OpEd, Politics

Is it a crime to fight for what is mine?

Label me an instigator and the law labels you a violator of freedom of speech. Brand me a frustrated citizen, and the law charges you of failure to deliver services. Send security personnel to look for me and the law acquits me freely while God sends His security personnel to look for you. Ignore me and I increase my volume!  Assassinate me and God assassinates you! So, you should forget about harming me and listen to me carefully!

Dear President and Vice Presidents, I know it is a political tactic to leave the citizens unfed so that they wrestle with hunger rather than wrestling with you over the leadership, but one tragedy awaits you ahead; by the time you tragically step down, you will be located wherever you hide to appear before the law. Frankly, your life in exile will be so disturbing.

As the citizens’ situation deteriorates, yours improves since the little they survive on still flows into your fat accounts. No other strong people like South Sudanese, one full month starving, and nobody throws a stone at your luxury V8s. It would be advantageous for the researchers if they study what nourishes the lives of South Sudanese when they sleep with rattling stomachs day in, day out. The previous months have gone with so many innocent souls, and the merciless hunger still counts.
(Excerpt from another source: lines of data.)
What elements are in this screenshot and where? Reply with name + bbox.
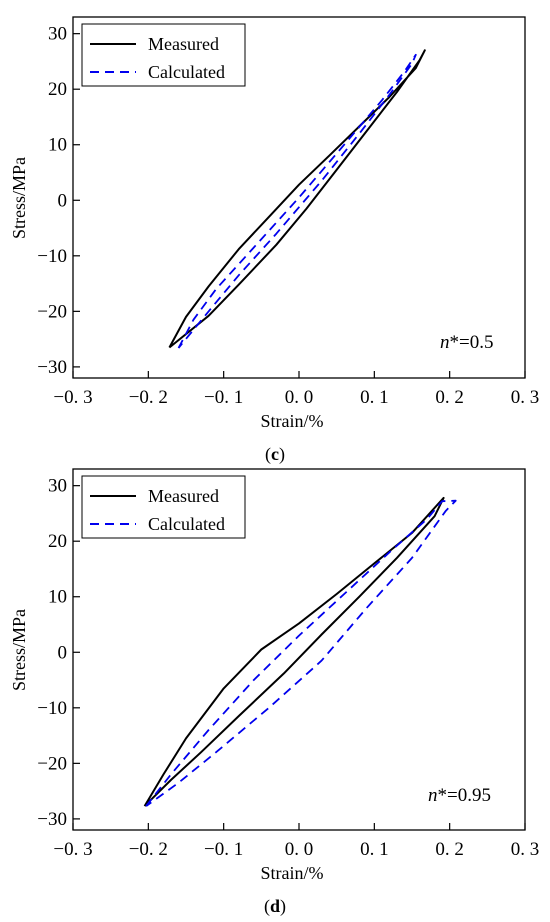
y-tick-label: 30 <box>48 24 67 45</box>
legend: Measured Calculated <box>81 475 246 539</box>
n-star-annotation: n*=0.5 <box>440 332 493 353</box>
legend-box <box>81 475 246 539</box>
x-axis-ticks: −0. 3 −0. 2 −0. 1 0. 0 0. 1 0. 2 0. 3 <box>53 371 539 408</box>
annotation-prefix: n <box>428 785 438 806</box>
panel-label: (c) <box>265 444 285 465</box>
panel-letter: c <box>271 444 279 464</box>
x-tick-label: −0. 1 <box>204 839 243 860</box>
x-tick-label: 0. 3 <box>511 387 540 408</box>
x-tick-label: 0. 1 <box>360 839 389 860</box>
y-tick-label: 20 <box>48 531 67 552</box>
series-line-measured <box>143 496 445 807</box>
y-tick-label: 30 <box>48 476 67 497</box>
y-tick-label: 0 <box>58 642 68 663</box>
series-line-calculated <box>177 53 417 349</box>
x-tick-label: 0. 0 <box>285 839 314 860</box>
x-axis-title: Strain/% <box>261 863 324 883</box>
panel-letter: d <box>270 896 280 916</box>
y-tick-label: −30 <box>37 357 67 378</box>
x-tick-label: −0. 2 <box>129 839 168 860</box>
y-tick-label: 0 <box>58 190 68 211</box>
legend-box <box>81 23 246 87</box>
legend: Measured Calculated <box>81 23 246 87</box>
y-axis-ticks: −30 −20 −10 0 10 20 30 <box>37 24 80 378</box>
series-line-calculated <box>145 499 457 807</box>
annotation-prefix: n <box>440 332 450 353</box>
x-tick-label: −0. 1 <box>204 387 243 408</box>
x-axis-title: Strain/% <box>261 411 324 431</box>
legend-label-measured: Measured <box>148 486 219 506</box>
x-tick-label: 0. 1 <box>360 387 389 408</box>
legend-label-calculated: Calculated <box>148 62 225 82</box>
y-tick-label: −20 <box>37 753 67 774</box>
x-tick-label: −0. 3 <box>53 839 92 860</box>
x-tick-label: 0. 2 <box>435 387 464 408</box>
y-tick-label: −10 <box>37 698 67 719</box>
legend-label-measured: Measured <box>148 34 219 54</box>
n-star-annotation: n*=0.95 <box>428 785 491 806</box>
y-axis-title: Stress/MPa <box>9 157 29 239</box>
chart-panel-c: −30 −20 −10 0 10 20 30 −0. 3 −0. 2 −0. 1 0. 0 0. 1… <box>9 16 539 465</box>
x-tick-label: 0. 0 <box>285 387 314 408</box>
y-tick-label: −10 <box>37 246 67 267</box>
y-axis-title: Stress/MPa <box>9 609 29 691</box>
chart-panel-d: −30 −20 −10 0 10 20 30 −0. 3 −0. 2 −0. 1 0. 0 0. 1… <box>9 468 539 917</box>
x-tick-label: 0. 3 <box>511 839 540 860</box>
x-tick-label: 0. 2 <box>435 839 464 860</box>
annotation-text: *=0.95 <box>438 785 491 806</box>
series-layer <box>168 49 426 349</box>
series-layer <box>143 496 457 807</box>
panel-label: (d) <box>264 896 286 917</box>
x-tick-label: −0. 3 <box>53 387 92 408</box>
y-axis-ticks: −30 −20 −10 0 10 20 30 <box>37 476 80 830</box>
series-line-measured <box>168 49 426 349</box>
y-tick-label: −30 <box>37 809 67 830</box>
y-tick-label: 10 <box>48 587 67 608</box>
y-tick-label: −20 <box>37 301 67 322</box>
y-tick-label: 20 <box>48 79 67 100</box>
annotation-text: *=0.5 <box>450 332 494 353</box>
y-tick-label: 10 <box>48 135 67 156</box>
x-tick-label: −0. 2 <box>129 387 168 408</box>
legend-label-calculated: Calculated <box>148 514 225 534</box>
x-axis-ticks: −0. 3 −0. 2 −0. 1 0. 0 0. 1 0. 2 0. 3 <box>53 823 539 860</box>
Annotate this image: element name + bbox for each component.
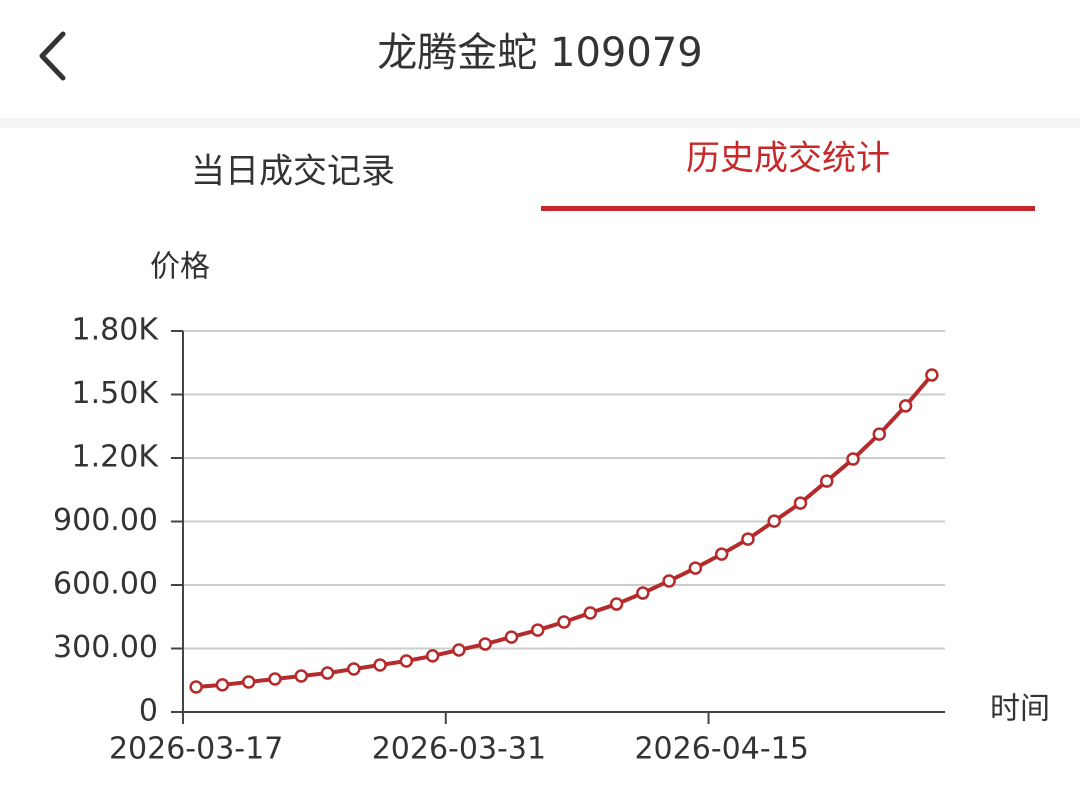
page-title: 龙腾金蛇 109079 <box>377 30 702 76</box>
x-axis-label: 时间 <box>990 692 1050 727</box>
y-tick-label: 1.20K <box>72 440 160 475</box>
point <box>688 561 703 575</box>
point <box>898 399 913 413</box>
line <box>195 373 934 690</box>
point <box>872 427 887 441</box>
y-tick-label: 1.80K <box>72 313 160 348</box>
point <box>399 654 414 668</box>
point <box>714 547 729 561</box>
point <box>662 574 676 588</box>
point <box>925 368 939 382</box>
point <box>636 586 650 600</box>
point <box>793 496 808 510</box>
tab-underline <box>541 206 1035 211</box>
x-tick-label: 2026-03-31 <box>372 732 546 767</box>
point <box>215 678 230 692</box>
point <box>452 643 466 657</box>
point <box>241 675 256 689</box>
point <box>268 672 282 686</box>
point <box>504 630 519 644</box>
point <box>820 474 834 488</box>
y-tick-label: 0 <box>139 694 158 729</box>
point <box>425 649 440 663</box>
y-tick-label: 900.00 <box>53 503 158 538</box>
y-axis-label: 价格 <box>150 250 210 285</box>
back-button[interactable] <box>39 31 66 81</box>
y-tick-label: 300.00 <box>53 630 158 665</box>
x-tick-label: 2026-04-15 <box>634 732 808 767</box>
point <box>373 658 387 672</box>
point <box>846 452 860 466</box>
point <box>741 532 755 546</box>
point <box>478 637 492 651</box>
tab[interactable]: 当日成交记录 <box>191 152 395 192</box>
point <box>609 597 624 611</box>
y-tick-label: 1.50K <box>72 376 160 411</box>
x-tick-label: 2026-03-17 <box>109 732 283 767</box>
point <box>583 606 598 620</box>
point <box>347 662 361 676</box>
tab[interactable]: 历史成交统计 <box>686 139 890 179</box>
point <box>530 623 545 637</box>
point <box>294 669 308 683</box>
point <box>189 680 203 694</box>
point <box>767 514 781 528</box>
point <box>557 615 571 629</box>
y-tick-label: 600.00 <box>53 567 158 602</box>
point <box>320 666 335 680</box>
separator <box>0 118 1080 128</box>
tab-bar: 当日成交记录 历史成交统计 <box>191 139 1035 211</box>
Prices skyrocket together with the dollar rate, but neither the Juba City Council nor the presidency roars at the helpless black market for regulation or else shut down. So wicked is the black market! The market which has no direction, signpost, or bus station. The market whose owners are highly mobile, dishonest, insincere and devilish.   I wish I were a successor of prophet Ngundeng to curse the operators of the black market to sink to hell with this bad business of theirs. The black market could easily be controlled, but because it is the only market populated by the relatives and in-laws of government officials, it operates under no regulations.

Unless in hell, there is no country on earth where a commodity attains a different price on a daily basis. Widows never afford sandwiches for their children, insane and street children never get leftovers in the rubbish to feed on, and owners of small-scale businesses never save just a hundred South Sudanese pounds and the merciless Juba City Council charges them legally and illegally.   My dear president, what percentage does survival occupy here? Probably, 20%, meaning, 80% is starving to death. One evidence that has accentuated your political negligence is your muteness at the time you are expected to address the nation.

Your counterpart H.E Yoweri Kaguta Museveni addresses Uganda if Banyakole cows graze off the crops of Ugandan farmers, leave alone rising of commodities prices. Your former boss H.E Omer Bashir used to go shopping alone and when he found one commodity having a different price it didn’t have yesterday, he immediately rushed to address the nation and made sure that particular shop owner was taught a lesson.

Your young counterparts in the names of H.E Abiy Ahmed and H.E William Ruto are not exceptional either, they maintain their economies in an affordable level. What are you here, I mean who are you here?   2024 is not far away from now, what did your campaign team members tell you they got at the grassroots? You even went yourself. If they told you that people at the grassroots are happy, then they are insincere. Come on my president, the people at the grassroots are as hungry as wolves, I mean as hungry as people on the grasstops. Do not be deceived by the huge crowd when you went to Bahr El Ghazal region where people are happy, some of them went there to bid farewell to you.

What would you say you did to South Sudanese if they died of hunger the same year you are campaigning for presidency? They should have died of hunger in the past years, but not this particular year where you are expected to provide sauce and the citizens look for the bread.

I’m frank dear SPLM Chairman, Champion of Peace and President of the Republic of South Sudan, before hunger kills me, I must use this little energy to let the world know that I and my fellow South Sudanese are starving to death. We submit our dear lives to you, to submit them to our good Lord God. If our lives really mattered to you, you would do something about our living.

The author is a medical student, University of Juba.